3 Descriptive Statistics
When you have an area of interest that you want to research, a problem that you want to solve, a relationship that you want to investigate, theoretical and empirical processes will help you.
Estimand is defined as “a quantity of scientific interest that can be calculated in the population and does not change its value depending on the data collection design used to measure it (i.e., it does not vary with sample size and survey design, or the number of non-respondents, or follow-up efforts).” (Rubin 1996)
Estimands include:
- population means
- Population variances
- correlations
- factor loading
- regression coefficients
3.1 Numerical Measures
There are differences between a population and a sample
Measures of | Category | Population | Sample |
---|---|---|---|
- | What is it? | Reality | A small fraction of reality (inference) |
- | Characteristics described by | Parameters | Statistics |
Central Tendency | Mean | \(\mu = E(Y)\) | \(\hat{\mu} = \overline{y}\) |
Central Tendency | Median | 50-th percentile | \(y_{(\frac{n+1}{2})}\) |
Dispersion | Variance | \[\begin{aligned} \sigma^2 &= var(Y) \\ &= E(Y- \mu^2) \end{aligned}\] | \(s^2=\frac{1}{n-1} \sum_{i = 1}^{n} (y_i-\overline{y})^2\) |
Dispersion | Coefficient of Variation | \(\frac{\sigma}{\mu}\) | \(\frac{s}{\overline{y}}\) |
Dispersion | Interquartile Range | difference between 25th and 75th percentiles. Robust to outliers | |
Shape | Skewness Standardized 3rd central moment (unitless) | \(g_1=\frac{\mu_3}{\mu_2^{3/2}}\) | \(\hat{g_1}=\frac{m_3}{m_2sqrt(m_2)}\) |
Shape | Central moments | \(\mu=E(Y)\) \(\mu_2 = \sigma^2=E(Y-\mu)^2\) \(\mu_3 = E(Y-\mu)^3\) \(\mu_4 = E(Y-\mu)^4\) | |
\(m_2=\sum_{i=1}^{n}(y_1-\overline{y})^2/n\) \(m_3=\sum_{i=1}^{n}(y_1-\overline{y})^3/n\) |
Shape | Kurtosis (peakedness and tail thickness) Standardized 4th central moment | \(g_2^*=\frac{E(Y-\mu)^4}{\sigma^4}\) | \(\hat{g_2}=\frac{m_4}{m_2^2}-3\) |
Note:
Order Statistics: \(y_{(1)},y_{(2)},...,y_{(n)}\) where \(y_{(1)}<y_{(2)}<...<y_{(n)}\)

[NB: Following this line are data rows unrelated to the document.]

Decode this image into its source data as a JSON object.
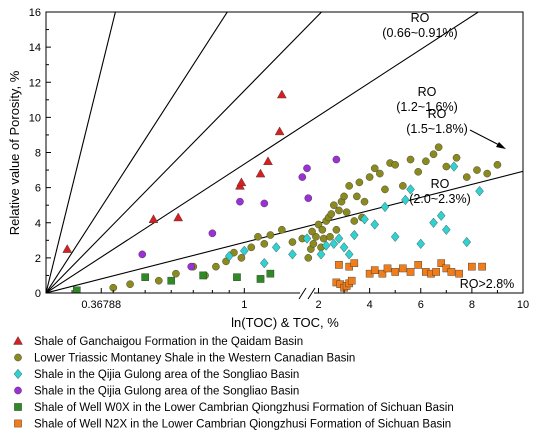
{
  "chart_data": {
    "type": "scatter",
    "xlabel": "ln(TOC) & TOC, %",
    "ylabel": "Relative value of Porosity, %",
    "ylim": [
      0,
      16
    ],
    "x_segments": [
      {
        "scale": "log",
        "range": [
          0.25,
          1.55
        ],
        "ticks": [
          {
            "v": 0.36788,
            "label": "0.36788"
          },
          {
            "v": 1,
            "label": "1"
          }
        ],
        "minor": [
          0.3,
          0.4,
          0.5,
          0.6,
          0.7,
          0.8,
          0.9
        ]
      },
      {
        "scale": "linear",
        "range": [
          1.55,
          10
        ],
        "ticks": [
          {
            "v": 2,
            "label": "2"
          },
          {
            "v": 4,
            "label": "4"
          },
          {
            "v": 6,
            "label": "6"
          },
          {
            "v": 8,
            "label": "8"
          },
          {
            "v": 10,
            "label": "10"
          }
        ]
      }
    ],
    "y_ticks": [
      0,
      2,
      4,
      6,
      8,
      10,
      12,
      14,
      16
    ],
    "ro_lines": [
      {
        "label_lines": [
          "RO",
          "(0.66~0.91%)"
        ],
        "slope": 4.05
      },
      {
        "label_lines": [
          "RO",
          "(1.2~1.6%)"
        ],
        "slope": 1.55
      },
      {
        "label_lines": [
          "RO",
          "(1.5~1.8%)"
        ],
        "slope": 1.02
      },
      {
        "label_lines": [
          "RO",
          "(2.0~2.3%)"
        ],
        "slope": 0.65
      },
      {
        "label_lines": [
          "RO>2.8%"
        ],
        "slope": 0.255
      }
    ],
    "series": [
      {
        "name": "Shale of Ganchaigou Formation in the Qaidam Basin",
        "marker": "triangle",
        "color": "#d62020",
        "points": [
          [
            0.29,
            2.5
          ],
          [
            0.53,
            4.2
          ],
          [
            0.63,
            4.3
          ],
          [
            0.97,
            6.1
          ],
          [
            0.98,
            6.3
          ],
          [
            1.12,
            6.8
          ],
          [
            1.18,
            7.5
          ],
          [
            1.28,
            9.2
          ],
          [
            1.3,
            11.3
          ]
        ]
      },
      {
        "name": "Lower Triassic Montaney Shale in the Western Canadian Basin",
        "marker": "circle",
        "color": "#8a8a1e",
        "points": [
          [
            0.4,
            0.3
          ],
          [
            0.45,
            0.5
          ],
          [
            0.55,
            0.7
          ],
          [
            0.62,
            1.1
          ],
          [
            0.7,
            1.5
          ],
          [
            0.76,
            1.0
          ],
          [
            0.82,
            1.5
          ],
          [
            0.88,
            1.8
          ],
          [
            0.93,
            2.3
          ],
          [
            0.98,
            2.0
          ],
          [
            1.05,
            2.6
          ],
          [
            1.1,
            3.2
          ],
          [
            1.15,
            2.8
          ],
          [
            1.2,
            3.3
          ],
          [
            1.3,
            3.6
          ],
          [
            1.4,
            2.9
          ],
          [
            1.5,
            3.1
          ],
          [
            1.6,
            2.0
          ],
          [
            1.7,
            2.5
          ],
          [
            1.8,
            2.8
          ],
          [
            1.9,
            3.2
          ],
          [
            2.0,
            3.9
          ],
          [
            2.1,
            2.6
          ],
          [
            2.2,
            3.1
          ],
          [
            2.3,
            4.1
          ],
          [
            2.4,
            4.3
          ],
          [
            2.5,
            4.5
          ],
          [
            2.6,
            5.0
          ],
          [
            2.7,
            3.6
          ],
          [
            2.8,
            4.7
          ],
          [
            2.9,
            5.2
          ],
          [
            3.0,
            5.5
          ],
          [
            3.2,
            6.1
          ],
          [
            3.4,
            4.1
          ],
          [
            3.5,
            5.5
          ],
          [
            3.6,
            6.3
          ],
          [
            3.8,
            5.2
          ],
          [
            4.0,
            6.6
          ],
          [
            4.2,
            7.1
          ],
          [
            4.4,
            6.8
          ],
          [
            4.6,
            5.9
          ],
          [
            4.8,
            7.4
          ],
          [
            5.0,
            7.3
          ],
          [
            5.3,
            6.1
          ],
          [
            5.6,
            7.6
          ],
          [
            5.9,
            6.9
          ],
          [
            6.2,
            7.5
          ],
          [
            6.5,
            7.9
          ],
          [
            6.7,
            8.3
          ],
          [
            7.0,
            7.2
          ],
          [
            7.4,
            7.7
          ],
          [
            7.8,
            6.6
          ],
          [
            8.2,
            7.0
          ],
          [
            8.6,
            6.8
          ],
          [
            9.0,
            7.3
          ],
          [
            1.75,
            3.5
          ],
          [
            2.15,
            3.6
          ],
          [
            2.45,
            3.2
          ],
          [
            3.1,
            4.6
          ],
          [
            3.7,
            4.3
          ]
        ]
      },
      {
        "name": "Shale in the Qijia Gulong area of the Songliao Basin",
        "marker": "diamond",
        "color": "#2fd1d1",
        "points": [
          [
            0.9,
            2.1
          ],
          [
            1.0,
            2.4
          ],
          [
            1.15,
            1.7
          ],
          [
            1.25,
            2.6
          ],
          [
            1.4,
            2.2
          ],
          [
            1.55,
            3.1
          ],
          [
            2.3,
            2.7
          ],
          [
            2.6,
            2.8
          ],
          [
            2.8,
            3.1
          ],
          [
            3.2,
            2.2
          ],
          [
            3.4,
            3.3
          ],
          [
            3.8,
            4.2
          ],
          [
            4.2,
            3.9
          ],
          [
            4.6,
            4.9
          ],
          [
            5.0,
            3.2
          ],
          [
            5.4,
            5.3
          ],
          [
            5.6,
            5.9
          ],
          [
            6.0,
            2.8
          ],
          [
            6.5,
            4.0
          ],
          [
            6.8,
            4.4
          ],
          [
            7.0,
            3.6
          ],
          [
            7.3,
            7.2
          ],
          [
            7.8,
            2.9
          ],
          [
            8.3,
            5.8
          ],
          [
            2.1,
            2.2
          ],
          [
            3.0,
            2.6
          ]
        ]
      },
      {
        "name": "Shale in the Qijia Gulong area of the Songliao Basin",
        "marker": "circle",
        "color": "#9b30d6",
        "points": [
          [
            0.49,
            2.2
          ],
          [
            0.69,
            1.5
          ],
          [
            0.8,
            3.4
          ],
          [
            0.97,
            5.2
          ],
          [
            1.15,
            5.1
          ],
          [
            1.5,
            6.6
          ],
          [
            1.55,
            7.1
          ],
          [
            1.6,
            5.4
          ],
          [
            2.7,
            7.6
          ]
        ]
      },
      {
        "name": "Shale of Well W0X in the Lower Cambrian Qiongzhusi Formation of Sichuan Basin",
        "marker": "square",
        "color": "#2d8a25",
        "points": [
          [
            0.31,
            0.15
          ],
          [
            0.5,
            0.9
          ],
          [
            0.6,
            0.7
          ],
          [
            0.75,
            1.0
          ],
          [
            0.95,
            0.9
          ],
          [
            1.12,
            0.8
          ],
          [
            1.2,
            1.1
          ]
        ]
      },
      {
        "name": "Shale of Well N2X in the Lower Cambrian Qiongzhusi Formation of Sichuan Basin",
        "marker": "square",
        "color": "#f07d1a",
        "points": [
          [
            2.7,
            0.6
          ],
          [
            2.85,
            0.5
          ],
          [
            3.0,
            0.3
          ],
          [
            3.1,
            0.4
          ],
          [
            3.2,
            0.55
          ],
          [
            3.3,
            0.7
          ],
          [
            2.8,
            1.6
          ],
          [
            3.2,
            1.5
          ],
          [
            3.4,
            1.7
          ],
          [
            4.0,
            1.1
          ],
          [
            4.2,
            1.3
          ],
          [
            4.5,
            1.1
          ],
          [
            4.7,
            1.4
          ],
          [
            5.0,
            1.2
          ],
          [
            5.3,
            1.4
          ],
          [
            5.6,
            1.2
          ],
          [
            5.9,
            1.6
          ],
          [
            6.2,
            1.2
          ],
          [
            6.4,
            1.1
          ],
          [
            6.6,
            1.2
          ],
          [
            6.8,
            1.7
          ],
          [
            7.0,
            1.4
          ],
          [
            7.2,
            1.2
          ],
          [
            7.5,
            1.1
          ],
          [
            8.0,
            1.5
          ],
          [
            8.4,
            1.5
          ]
        ]
      }
    ],
    "legend": {
      "position": "bottom"
    }
  }
}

Coefficient of variation: standard deviation over mean. This metric is stable, dimensionless statistic for comparison.
Symmetric: mean = median, skewness = 0
Skewed right: mean > median, skewness > 0
Skewed left: mean < median, skewness < 0
Central moments: \(\mu=E(Y)\) , \(\mu_2 = \sigma^2=E(Y-\mu)^2\) , \(\mu_3 = E(Y-\mu)^3\), \(\mu_4 = E(Y-\mu)^4\)
For normal distributions, \(\mu_3=0\), so \(g_1=0\)
-
\(\hat{g_1}\) is distributed approximately as \(N(0,6/n)\) if sample is from a normal population. (valid when \(n > 150\))

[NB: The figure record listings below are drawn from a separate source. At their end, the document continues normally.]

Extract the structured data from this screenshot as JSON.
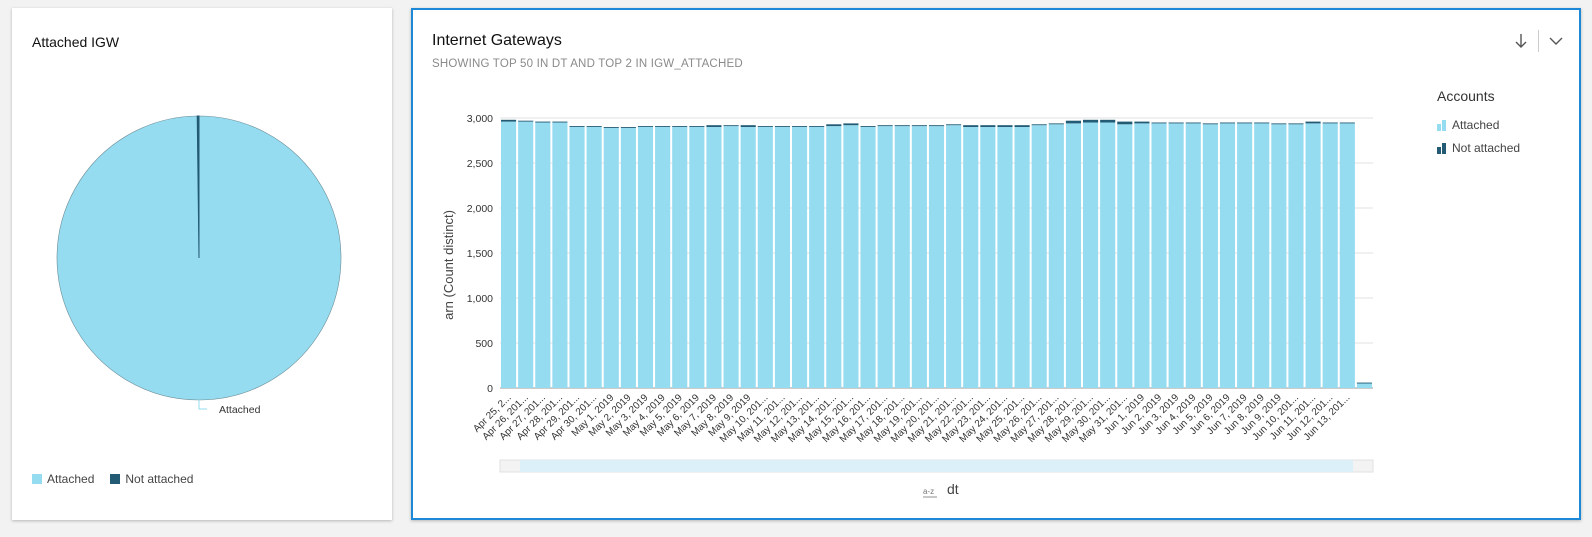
{
  "pie_card": {
    "title": "Attached IGW",
    "slice_label": "Attached",
    "legend": [
      {
        "label": "Attached",
        "color": "#95dcf0"
      },
      {
        "label": "Not attached",
        "color": "#235a74"
      }
    ]
  },
  "bar_card": {
    "title": "Internet Gateways",
    "subtitle": "SHOWING TOP 50 IN DT AND TOP 2 IN IGW_ATTACHED",
    "ylabel": "arn (Count distinct)",
    "xlabel": "dt",
    "sort_icon": "az-sort-icon",
    "legend_title": "Accounts",
    "legend": [
      {
        "label": "Attached",
        "color": "#95dcf0"
      },
      {
        "label": "Not attached",
        "color": "#235a74"
      }
    ],
    "icons": [
      "download-arrow-icon",
      "chevron-down-icon"
    ]
  },
  "chart_data": [
    {
      "type": "pie",
      "title": "Attached IGW",
      "slices": [
        {
          "label": "Attached",
          "value": 0.998,
          "color": "#95dcf0"
        },
        {
          "label": "Not attached",
          "value": 0.002,
          "color": "#235a74"
        }
      ]
    },
    {
      "type": "bar",
      "stacked": true,
      "title": "Internet Gateways",
      "xlabel": "dt",
      "ylabel": "arn (Count distinct)",
      "ylim": [
        0,
        3000
      ],
      "yticks": [
        "0",
        "500",
        "1,000",
        "1,500",
        "2,000",
        "2,500",
        "3,000"
      ],
      "categories": [
        "Apr 25, 2...",
        "Apr 26, 201...",
        "Apr 27, 201...",
        "Apr 28, 201...",
        "Apr 29, 201...",
        "Apr 30, 201...",
        "May 1, 2019",
        "May 2, 2019",
        "May 3, 2019",
        "May 4, 2019",
        "May 5, 2019",
        "May 6, 2019",
        "May 7, 2019",
        "May 8, 2019",
        "May 9, 2019",
        "May 10, 201...",
        "May 11, 201...",
        "May 12, 201...",
        "May 13, 201...",
        "May 14, 201...",
        "May 15, 201...",
        "May 16, 201...",
        "May 17, 201...",
        "May 18, 201...",
        "May 19, 201...",
        "May 20, 201...",
        "May 21, 201...",
        "May 22, 201...",
        "May 23, 201...",
        "May 24, 201...",
        "May 25, 201...",
        "May 26, 201...",
        "May 27, 201...",
        "May 28, 201...",
        "May 29, 201...",
        "May 30, 201...",
        "May 31, 201...",
        "Jun 1, 2019",
        "Jun 2, 2019",
        "Jun 3, 2019",
        "Jun 4, 2019",
        "Jun 5, 2019",
        "Jun 6, 2019",
        "Jun 7, 2019",
        "Jun 8, 2019",
        "Jun 9, 2019",
        "Jun 10, 201...",
        "Jun 11, 201...",
        "Jun 12, 201...",
        "Jun 13, 201..."
      ],
      "series": [
        {
          "name": "Attached",
          "color": "#95dcf0",
          "values": [
            2960,
            2960,
            2950,
            2950,
            2900,
            2900,
            2890,
            2890,
            2900,
            2900,
            2900,
            2900,
            2900,
            2910,
            2900,
            2900,
            2900,
            2900,
            2900,
            2910,
            2920,
            2900,
            2910,
            2910,
            2910,
            2910,
            2920,
            2900,
            2900,
            2900,
            2900,
            2920,
            2930,
            2940,
            2950,
            2950,
            2930,
            2940,
            2940,
            2940,
            2940,
            2930,
            2940,
            2940,
            2940,
            2930,
            2930,
            2940,
            2940,
            2940
          ]
        },
        {
          "name": "Not attached",
          "color": "#235a74",
          "values": [
            20,
            10,
            10,
            10,
            10,
            10,
            10,
            10,
            10,
            10,
            10,
            10,
            20,
            10,
            20,
            10,
            10,
            10,
            10,
            20,
            20,
            10,
            10,
            10,
            10,
            10,
            10,
            20,
            20,
            20,
            20,
            10,
            10,
            30,
            30,
            30,
            30,
            20,
            10,
            10,
            10,
            10,
            10,
            10,
            10,
            10,
            10,
            20,
            10,
            10
          ]
        }
      ],
      "extra_bar": {
        "Attached": 50,
        "Not attached": 10
      }
    }
  ]
}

- For large samples, inference on skewness can be based on normal tables with 95% confidence interval for \(g_1\) as \(\hat{g_1}\pm1.96\sqrt{6/n}\)
- For small samples, special tables from Snedecor and Cochran 1989, Table A 19(i) or Monte Carlo test
Kurtosis > 0 (leptokurtic) | heavier tail | compared to a normal distribution with the same \(\sigma\) (e.g., t-distribution) |
Kurtosis < 0 (platykurtic) | lighter tail | compared to a normal distribution with the same \(\sigma\) |
-
For a normal distribution, \(g_2^*=3\). Kurtosis is often redefined as: \(g_2=\frac{E(Y-\mu)^4}{\sigma^4}-3\) where the 4th central moment is estimated by \(m_4=\sum_{i=1}^{n}(y_i-\overline{y})^4/n\)
- the asymptotic sampling distribution for \(\hat{g_2}\) is approximately \(N(0,24/n)\) (with \(n > 1000\))
- large sample on kurtosis uses standard normal tables
- small sample uses tables by Snedecor and Cochran, 1989, Table A 19(ii) or Geary 1936
3.2 Graphical Measures
3.2.1 Shape
It’s a good habit to label your graph, so others can easily follow.
data = rnorm(100)
# Histogram
hist(data,labels = T,col="grey",breaks = 12)
# Interactive histogram
pacman::p_load("highcharter")
hchart(data)
# Box-and-Whisker plot
boxplot(count ~ spray, data = InsectSprays,col = "lightgray",main="boxplot")
# Notched Boxplot
boxplot(len~supp*dose, data=ToothGrowth, notch=TRUE,
col=(c("gold","darkgreen")),
main="Tooth Growth", xlab="Suppliment and Dose")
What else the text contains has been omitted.